In gcc however, the prototype of the intrinsic is slightly different (see https://gcc.gnu.org/onlinedocs/gcc/Other-Builtins.html):
type __builtin_speculation_safe_value (type val, type failval)
It provides a second optional argument "failval". From the gcc documentation: "The function may use target-dependent speculation tracking state to cause failval to be returned when it is known that speculative execution has incorrectly predicted a conditional branch operation."
So, when implementing the intrinsic using a speculation barrier such as lfence, that failval argument doesn't have any effect. However, when lowering the intrinsic using speculation tracking similar to how that's used in SLH, this failval parameter is used to return a non-zero value on miss-speculation, in case the developer prefers that over the default zero value.

I think we should make the intrinsic compatible with the one introduced in gcc.

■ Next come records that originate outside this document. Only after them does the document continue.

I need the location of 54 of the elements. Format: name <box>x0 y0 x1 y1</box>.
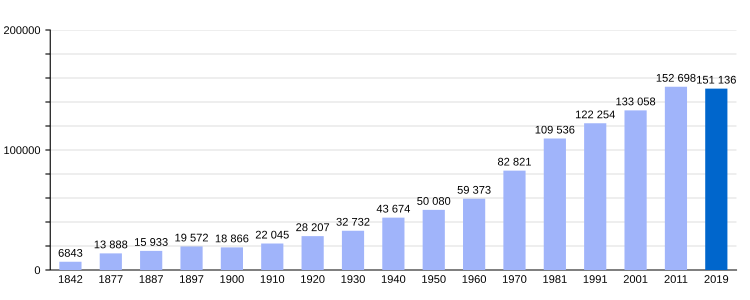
x-tick-label: 1910 <box>260 275 284 284</box>
bar <box>584 123 606 270</box>
bar <box>261 244 284 270</box>
x-tick-label: 1960 <box>462 275 486 284</box>
x-tick-label: 1920 <box>301 275 325 284</box>
data-label: 6843 <box>58 248 82 257</box>
data-label: 15 933 <box>135 238 168 246</box>
data-label: 22 045 <box>256 230 289 239</box>
bar <box>705 88 728 270</box>
x-tick-label: 2019 <box>704 275 728 284</box>
x-tick-label: 1900 <box>220 275 244 284</box>
x-tick-label: 1842 <box>58 275 82 284</box>
bar <box>463 198 486 270</box>
y-tick-label: 200000 <box>4 26 40 34</box>
data-label: 43 674 <box>376 204 410 213</box>
y-tick-label: 0 <box>34 266 40 274</box>
data-label: 50 080 <box>417 197 450 205</box>
bar <box>422 210 445 270</box>
bar <box>544 138 566 270</box>
data-label: 151 136 <box>697 76 736 84</box>
x-tick-label: 1991 <box>584 275 608 284</box>
data-label: 28 207 <box>296 223 330 232</box>
bar <box>624 110 647 270</box>
data-label: 152 698 <box>656 74 696 82</box>
x-tick-label: 2001 <box>624 275 648 284</box>
bar <box>664 86 688 270</box>
bar <box>220 247 244 270</box>
bar <box>382 218 404 270</box>
bar <box>180 246 203 270</box>
data-label: 122 254 <box>576 110 615 118</box>
data-label: 82 821 <box>498 158 531 166</box>
x-tick-label: 2011 <box>664 275 688 284</box>
x-tick-label: 1930 <box>341 275 365 284</box>
data-label: 133 058 <box>616 97 656 106</box>
x-tick-label: 1887 <box>140 275 163 284</box>
x-tick-label: 1897 <box>180 275 204 284</box>
bar <box>302 236 324 270</box>
x-tick-label: 1877 <box>99 275 123 284</box>
x-tick-label: 1940 <box>382 275 406 284</box>
data-label: 32 732 <box>336 218 370 226</box>
bar <box>342 230 364 270</box>
x-tick-label: 1950 <box>422 275 446 284</box>
data-label: 19 572 <box>175 234 208 242</box>
y-tick-label: 100000 <box>4 146 40 154</box>
bar <box>59 262 82 270</box>
data-label: 13 888 <box>94 240 128 248</box>
bar <box>140 250 162 270</box>
bar <box>100 253 122 270</box>
x-tick-label: 1970 <box>502 275 526 284</box>
x-tick-label: 1981 <box>543 275 567 284</box>
bar <box>503 170 526 270</box>
data-label: 59 373 <box>458 186 491 194</box>
data-label: 18 866 <box>216 234 248 242</box>
data-label: 109 536 <box>536 126 574 134</box>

llvm/test/CodeGen/X86/speculative-load-hardening-intrinsic.ll
2

I guess the -mtriple command line option may not be needed since the IR file contain "target triple" and "target datalayout" information?

4–5

I guess this is not strictly necessary for this test, so should be removed?

9–63

Thanks for those updates, Zola. It makes it easier to compare this patch with the code I wrote earlier.
Doing that comparison, I see that I had a few changes too in target-independent SelectionDAG under lib/Codegen/SelectionDAG.
IIRC, you might find that you'll need that code if you also add tests here to test the correct thing happens when applying the intrinsic on other types than i32 or i64.
You probably also would want a test on a pointer data type here, I guess.

65–72

I guess this is not strictly necessary for this test, so should be removed?